Movies also generate far more revenue, largely because they have sales outlets other than theaters. Games have one shot -- at retail. As a result, the movie business is projected to hit $84.3 billion globally this year, more than double the $37.5 billion forecast for the game industry, according to PricewaterhouseCoopers.

What makes the video game business tantalizing is the potential profits. For Sony Corp., the estimated profit margin for "Spider-Man 3" is 46%, according to entertainment research firm SNL Kagan. Microsoft Corp., which publishes "Halo 3," has the potential to see a profit margin of 90% or more for the game, according to analysts.

Sony Pictures spent upwards of $500 million on Spider-Man 3, while Microsoft's total cost for Halo is estimated at just over $60 million. See Bill Gates and his crew are pretty clever. For one, they own the rights to the Halo franchise, avoiding costly licensing fees that are common in games based on movies, TV shows or books -- an important factor when deciding on the flagship game for their XBox platform. For another, much of the television marketing being done for the game is being funded by marketing partners Pepsi, Burger King and Pontiac. And with all the hype around the game, they're getting massive amounts of news and industry press coverage, which is all basically free.

End result? Higher margins and a comparable net profit on an order of magnitude smaller investment. Which model is more attractive to you?

Think about your business. What lessons from this comparison can you apply to your own situation? Are you paying licensing fees where you could take ownership instead? Could you find marketing partners to help increase your reach while reducing your costs? What are you doing to encourage word of mouth? How can you turn a little bit of buzz into media coverage?
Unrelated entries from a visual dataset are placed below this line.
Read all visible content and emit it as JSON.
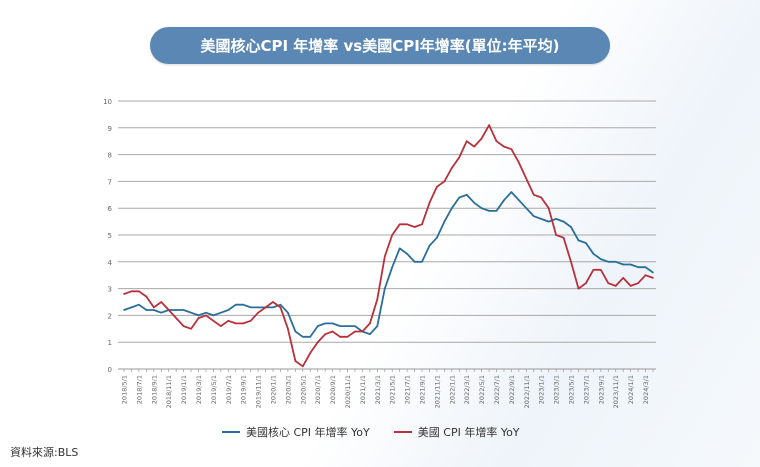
{
  "chart_data": {
    "type": "line",
    "title": "美國核心CPI 年增率 vs美國CPI年增率(單位:年平均)",
    "ylim": [
      0,
      10
    ],
    "yticks": [
      "0",
      "1",
      "2",
      "3",
      "4",
      "5",
      "6",
      "7",
      "8",
      "9",
      "10"
    ],
    "grid": true,
    "legend_position": "bottom",
    "x_tick_labels": [
      "2018/5/1",
      "2018/7/1",
      "2018/9/1",
      "2018/11/1",
      "2019/1/1",
      "2019/3/1",
      "2019/5/1",
      "2019/7/1",
      "2019/9/1",
      "2019/11/1",
      "2020/1/1",
      "2020/3/1",
      "2020/5/1",
      "2020/7/1",
      "2020/9/1",
      "2020/11/1",
      "2021/1/1",
      "2021/3/1",
      "2021/5/1",
      "2021/7/1",
      "2021/9/1",
      "2021/11/1",
      "2022/1/1",
      "2022/3/1",
      "2022/5/1",
      "2022/7/1",
      "2022/9/1",
      "2022/11/1",
      "2023/1/1",
      "2023/3/1",
      "2023/5/1",
      "2023/7/1",
      "2023/9/1",
      "2023/11/1",
      "2024/1/1",
      "2024/3/1"
    ],
    "x_start": "2018/5",
    "x_end": "2024/4",
    "frequency": "monthly",
    "series": [
      {
        "name": "美國核心 CPI 年增率 YoY",
        "color": "#2a6f9b",
        "values": [
          2.2,
          2.3,
          2.4,
          2.2,
          2.2,
          2.1,
          2.2,
          2.2,
          2.2,
          2.1,
          2.0,
          2.1,
          2.0,
          2.1,
          2.2,
          2.4,
          2.4,
          2.3,
          2.3,
          2.3,
          2.3,
          2.4,
          2.1,
          1.4,
          1.2,
          1.2,
          1.6,
          1.7,
          1.7,
          1.6,
          1.6,
          1.6,
          1.4,
          1.3,
          1.6,
          3.0,
          3.8,
          4.5,
          4.3,
          4.0,
          4.0,
          4.6,
          4.9,
          5.5,
          6.0,
          6.4,
          6.5,
          6.2,
          6.0,
          5.9,
          5.9,
          6.3,
          6.6,
          6.3,
          6.0,
          5.7,
          5.6,
          5.5,
          5.6,
          5.5,
          5.3,
          4.8,
          4.7,
          4.3,
          4.1,
          4.0,
          4.0,
          3.9,
          3.9,
          3.8,
          3.8,
          3.6
        ]
      },
      {
        "name": "美國 CPI 年增率 YoY",
        "color": "#b8313a",
        "values": [
          2.8,
          2.9,
          2.9,
          2.7,
          2.3,
          2.5,
          2.2,
          1.9,
          1.6,
          1.5,
          1.9,
          2.0,
          1.8,
          1.6,
          1.8,
          1.7,
          1.7,
          1.8,
          2.1,
          2.3,
          2.5,
          2.3,
          1.5,
          0.3,
          0.1,
          0.6,
          1.0,
          1.3,
          1.4,
          1.2,
          1.2,
          1.4,
          1.4,
          1.7,
          2.6,
          4.2,
          5.0,
          5.4,
          5.4,
          5.3,
          5.4,
          6.2,
          6.8,
          7.0,
          7.5,
          7.9,
          8.5,
          8.3,
          8.6,
          9.1,
          8.5,
          8.3,
          8.2,
          7.7,
          7.1,
          6.5,
          6.4,
          6.0,
          5.0,
          4.9,
          4.0,
          3.0,
          3.2,
          3.7,
          3.7,
          3.2,
          3.1,
          3.4,
          3.1,
          3.2,
          3.5,
          3.4
        ]
      }
    ]
  },
  "source": "資料來源:BLS"
}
And, of course, the million-dollar-question: how can you create a product so compelling that people will pre-order it and still stand in line for 3-4 hours to get their copy because they just can't wait one more day to try it?

If you don't hear from me for a couple of days, I'll give you one guess where I am! ;-)

Comments

December 8, 2007 at 11:25 am
(1) dan says:

“End result? Higher margins and a comparable net profit on an order of magnitude smaller investment. Which model is more attractive to you?”